Dans des hôpitaux, Henri Aimé Eto’o ne trouvera pas de solution à son problème, malgré la bonne volonté de ses médecins traitants. Soupçonnant le poison, ce père de famille s’en remettra aux prières sur conseil de ses proches. « Mon fils qui est médecin m’a demandé de retourner à l’hôpital et c’est finalement à l’hôpital central de Yaoundé qu’on me diagnostique les filariose lymphatique. Malheureusement, cette maladie m’avait déjà sérieusement bouffé le pied si bien que j’avais perdu le sommeil », renseigne Henri Aimé Eto’o.

Aujourd’hui, grâce au traitement qu’il suit depuis quatre mois dans cet hôpital, son mal s’est stabilisé, mais il laisse de nombreuses séquelles. En plus de nombreuses dépenses, la maladie a eu des conséquences irréversibles sur la vie de cet ancien chauffeur de camion qui était autrefois sportif. « J’ai perdu 30% de ma valeur physique. Je ne fais plus sport, je ne sors plus avec des amis. J’ai perdu toute collaboration avec certains amis », déplore-t-il. Ce n’est pas tout. La maladie l’a affecté jusqu’à sa vie conjugale. « J’ai perdu ma femme il y a cinq ans et aujourd’hui toutes les autres se méfient de moi. Elles pensent même que j’ai le Sida », lance-t-il. Henri Aimé Eto’o qui ignore toujours l’origine de sa maladie invite le gouvernement à agir efficacement pour y mettre fin.

Patrice Mossolo: Sauvé de justesse

Patrice Mossolo

Patrice Mossolo voit encore bien aujourd’hui, mais il y a longtemps qu’il aurait perdu la vue. Le natif de Monatele n’a vu sa vue maintenue que grâce à la prise régulière du mectizan. « J’ai 72 ans, je vois et je lis grâce au mectizan », se réjouit-il. Comme de nombreuses personnes de sa localité d’origine, ce septuagénaire victime d’onchocercose depuis de longues années. Il a eu la vue sauve, mais plusieurs dans son entourage n’ont pas eu la même chance.

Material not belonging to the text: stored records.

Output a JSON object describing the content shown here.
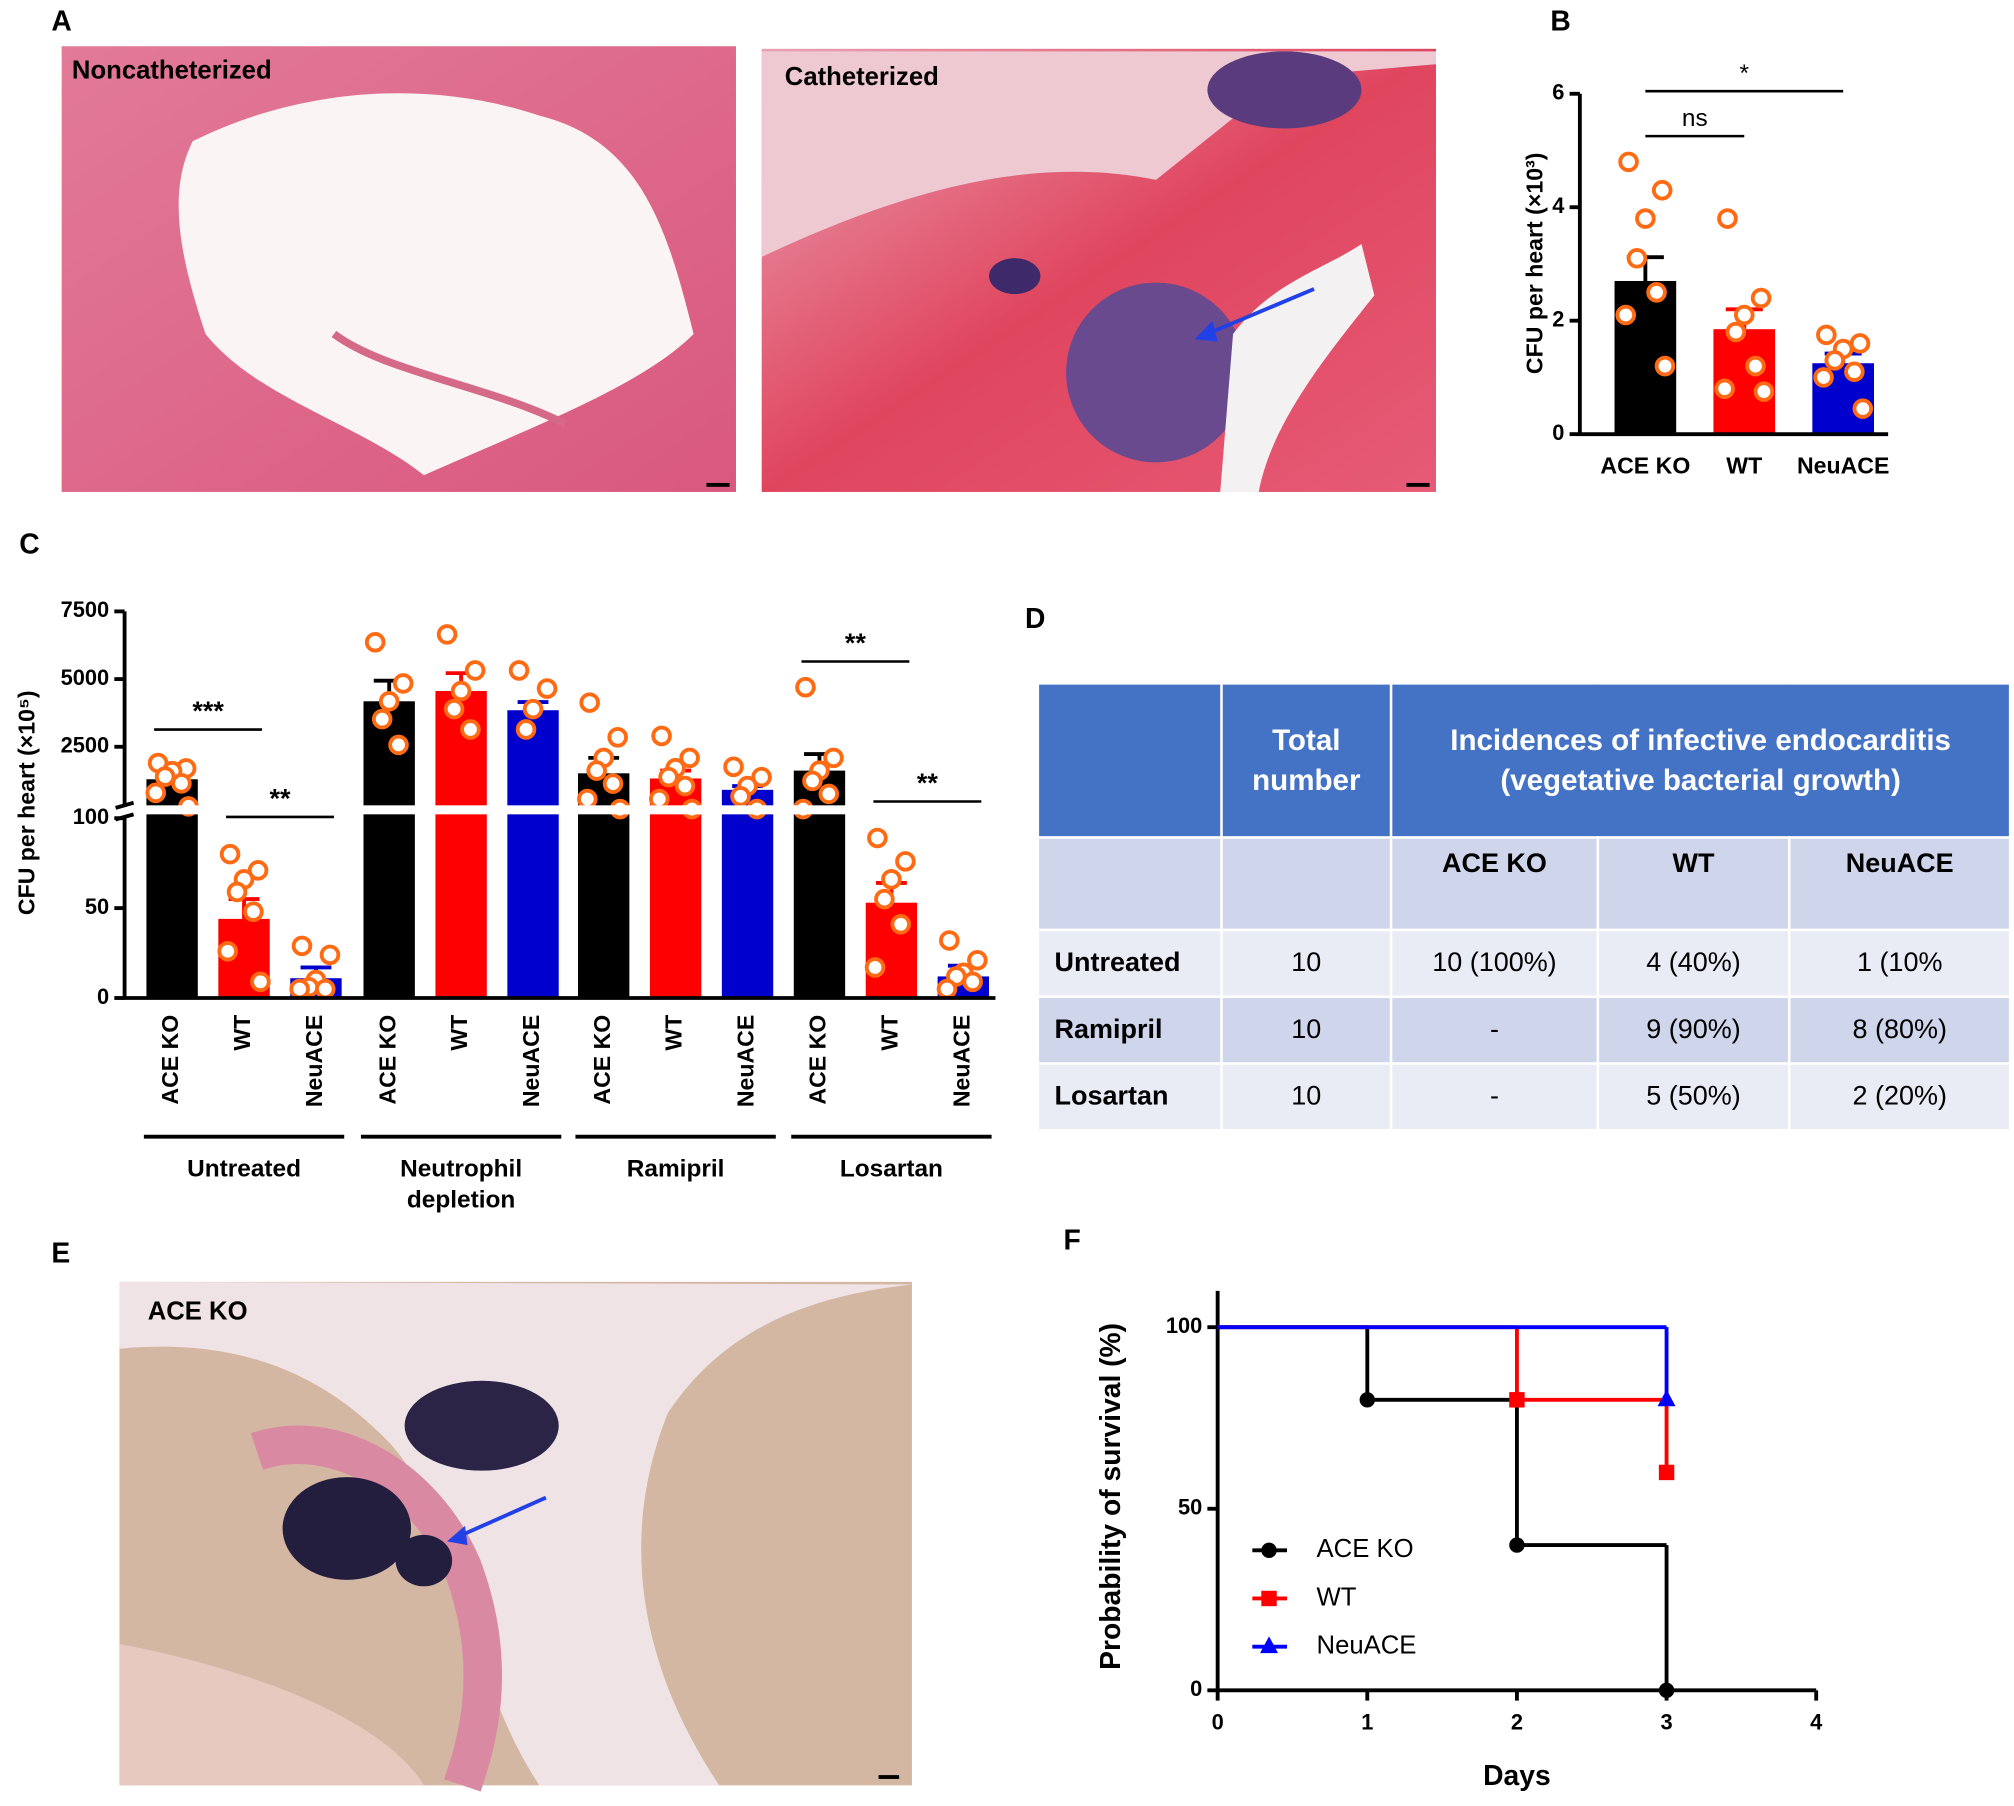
{
  "panel_labels": [
    "A",
    "B",
    "C",
    "D",
    "E",
    "F"
  ],
  "panel_a": {
    "left_caption": "Noncatheterized",
    "right_caption": "Catheterized"
  },
  "panel_e": {
    "caption": "ACE KO"
  },
  "chart_data": [
    {
      "type": "bar",
      "y_label": "CFU per heart (×10³)",
      "categories": [
        "ACE KO",
        "WT",
        "NeuACE"
      ],
      "values": [
        2.7,
        1.85,
        1.25
      ],
      "errors": [
        0.42,
        0.35,
        0.17
      ],
      "points": [
        [
          4.8,
          4.3,
          3.8,
          3.1,
          2.5,
          2.1,
          1.2
        ],
        [
          3.8,
          2.4,
          2.1,
          1.8,
          1.2,
          0.8,
          0.75
        ],
        [
          1.75,
          1.6,
          1.5,
          1.3,
          1.1,
          1.0,
          0.45
        ]
      ],
      "colors": [
        "#000000",
        "#ff0000",
        "#0000cc"
      ],
      "point_color": "#ff6a13",
      "ylim": [
        0,
        6
      ],
      "yticks": [
        0,
        2,
        4,
        6
      ],
      "annotations": [
        "ns",
        "*"
      ]
    },
    {
      "type": "bar",
      "y_label": "CFU per heart (×10⁵)",
      "categories": [
        "ACE KO",
        "WT",
        "NeuACE",
        "ACE KO",
        "WT",
        "NeuACE",
        "ACE KO",
        "WT",
        "NeuACE",
        "ACE KO",
        "WT",
        "NeuACE"
      ],
      "groups": [
        "Untreated",
        "Neutrophil depletion",
        "Ramipril",
        "Losartan"
      ],
      "values": [
        1300,
        44,
        11,
        4180,
        4560,
        3850,
        1520,
        1330,
        910,
        1620,
        53,
        12
      ],
      "errors": [
        250,
        11,
        6,
        760,
        660,
        300,
        570,
        290,
        140,
        610,
        11,
        6
      ],
      "points": [
        [
          1900,
          1700,
          1600,
          1400,
          1150,
          800,
          300
        ],
        [
          80,
          71,
          66,
          59,
          48,
          26,
          9
        ],
        [
          29,
          24,
          10,
          6,
          5,
          5
        ],
        [
          6360,
          4840,
          4180,
          3520,
          2570
        ],
        [
          6650,
          5320,
          4560,
          3890,
          3140
        ],
        [
          5320,
          4650,
          3890,
          3140
        ],
        [
          4130,
          2850,
          2090,
          1620,
          1140,
          570,
          200
        ],
        [
          2900,
          2090,
          1710,
          1380,
          1050,
          570,
          200
        ],
        [
          1760,
          1380,
          1050,
          670,
          200
        ],
        [
          4700,
          2090,
          1620,
          1240,
          760,
          200
        ],
        [
          89,
          76,
          66,
          55,
          41,
          17
        ],
        [
          32,
          21,
          14,
          12,
          9,
          5
        ]
      ],
      "colors": [
        "#000000",
        "#ff0000",
        "#0000cc"
      ],
      "point_color": "#ff6a13",
      "ylim": [
        0,
        7500
      ],
      "axis_break": 100,
      "yticks": [
        0,
        50,
        100,
        2500,
        5000,
        7500
      ],
      "annotations": [
        "***",
        "**",
        "**",
        "**"
      ]
    },
    {
      "type": "line",
      "step": true,
      "x_label": "Days",
      "y_label": "Probability of survival (%)",
      "xlim": [
        0,
        4
      ],
      "xticks": [
        0,
        1,
        2,
        3,
        4
      ],
      "ylim": [
        0,
        110
      ],
      "yticks": [
        0,
        50,
        100
      ],
      "series": [
        {
          "name": "ACE KO",
          "color": "#000000",
          "marker": "circle",
          "x": [
            0,
            1,
            2,
            3
          ],
          "values": [
            100,
            80,
            40,
            0
          ]
        },
        {
          "name": "WT",
          "color": "#ff0000",
          "marker": "square",
          "x": [
            0,
            2,
            3
          ],
          "values": [
            100,
            80,
            60
          ]
        },
        {
          "name": "NeuACE",
          "color": "#0000ff",
          "marker": "triangle",
          "x": [
            0,
            3
          ],
          "values": [
            100,
            80
          ]
        }
      ]
    }
  ],
  "table": {
    "header": {
      "total": "Total number",
      "incidence": "Incidences of infective endocarditis (vegetative bacterial growth)",
      "groups": [
        "ACE KO",
        "WT",
        "NeuACE"
      ]
    },
    "rows": [
      [
        "Untreated",
        "10",
        "10 (100%)",
        "4 (40%)",
        "1 (10%"
      ],
      [
        "Ramipril",
        "10",
        "-",
        "9 (90%)",
        "8 (80%)"
      ],
      [
        "Losartan",
        "10",
        "-",
        "5 (50%)",
        "2 (20%)"
      ]
    ]
  }
}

« Nos parents et grands-parents perdaient la vue, ils avaient des plaques sur la peau comme la gale, ils avaient des démangeaisons, etc. Nous croyions que c’était la sorcellerie qui les rendait comme ça alors que ce n’était pas le cas. Après des recherches, nous nous sommes rendu compte que c’était l’onchocercose. On leur administrait un traitement autour des années 1985 qui ne marchait pas et plus tard l’on a eu le mectizan », se souvient-il. « Par la suite, des médecins ont été formés sur la prise en charge des malades, les modalités de visite, etc.. Cinq ans après, le nombre de personnes non voyantes a diminué », renchérit Patrice Mossolo.

Patrice Mossolo qui a été sensibilisé sur la maladie attribue son origine aux Simulies, mouches noires localement appelées « mout-mouts » et dont les piqûres qui laissent quelques fois des petites taches rouges, transmettent de nombreuses maladies. Il remercie d’ailleurs le ministère de la Santé publique pour des actions menées pour l’éradication de l’onchocercose, mais en redemande encore.